The purpose of news photography is to witness and record history. To show injustice and inspire change. To let people look at the world from a different perspective or with new insight. To celebrate the joy, humour and emotional range of life.
My earliest memory was seeing my sister after she was born when I was two and a half. I remember looking at photos of that time, and thinking how cool it was that they triggered other memories and merged with the images I already had in my head.
When I was quite young, my Polish grandfather showed me a photo of himself in a forced labour camp before he was sent to Stutthof concentration camp during World War II. In the photo he is standing in the snow with a "P" stitched onto his clothes. My mother told me a lot of family stories about this time, but the photo made them real.
I found a Robert Capa photo of Warsaw taken in 1948, which shows a couple of kids walking amongst piles of bricks stretching to the horizon in every direction. My mother told me how she always played in rubble as a child, and when I looked at this photo, I could picture her aged five.
I taught myself photography by reading books, going to exhibitions and practicing in the darkroom while I was working as a reporter at the Mid Sussex Times in the UK.
If I hadn’t become a photographer, I would have done something else in journalism. If I was starting out today, I think I'd be really interested in filmmaking.
The assignment that left the biggest mark on me was the Afghanistan presidential election in 2009. It was fascinating to see so many regions of a beautiful country. It was inspiring to meet and photograph the women there.

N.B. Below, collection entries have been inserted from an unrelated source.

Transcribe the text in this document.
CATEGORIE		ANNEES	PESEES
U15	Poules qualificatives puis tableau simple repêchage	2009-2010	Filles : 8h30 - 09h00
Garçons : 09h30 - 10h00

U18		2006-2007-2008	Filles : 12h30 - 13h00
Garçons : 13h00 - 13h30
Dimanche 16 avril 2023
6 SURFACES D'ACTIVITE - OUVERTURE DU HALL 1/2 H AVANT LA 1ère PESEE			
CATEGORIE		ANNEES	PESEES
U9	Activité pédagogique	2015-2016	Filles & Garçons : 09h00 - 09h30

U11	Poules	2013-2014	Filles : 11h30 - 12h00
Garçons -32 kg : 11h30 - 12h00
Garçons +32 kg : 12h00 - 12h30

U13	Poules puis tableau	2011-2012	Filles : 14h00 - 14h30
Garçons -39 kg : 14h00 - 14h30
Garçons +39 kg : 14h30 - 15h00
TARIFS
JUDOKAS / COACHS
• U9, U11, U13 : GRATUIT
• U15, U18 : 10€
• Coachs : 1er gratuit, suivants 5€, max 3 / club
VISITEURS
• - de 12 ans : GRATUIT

I love shooting sports. I love shooting documentary feature stories, where I can spend some time to get to know the subjects. I like shooting news stories where I'm able to illustrate global or national stories by showing their impact on individual people's lives.
I have more patience than I used to have. I like to try to take the time now to figure out what the story is instead of going in with preconceived ideas.
It's a privilege to be invited in as an intimate observer of other people's lives. Meeting so many different people is one of the best aspects of the job. This profession puts you in countries and situations you probably wouldn't experience otherwise.
The job sometimes involves long days, erratic hours, carrying lots of heavy gear, and negotiating with officious security guards.
I have a lot of respect for the Reuters photographers who work day in, day out in war zones and stressful situations - Syria, Iraq, Afghanistan, Pakistan, Myanmar, the Mexican border - and risk physical harm to bring news photos to the world.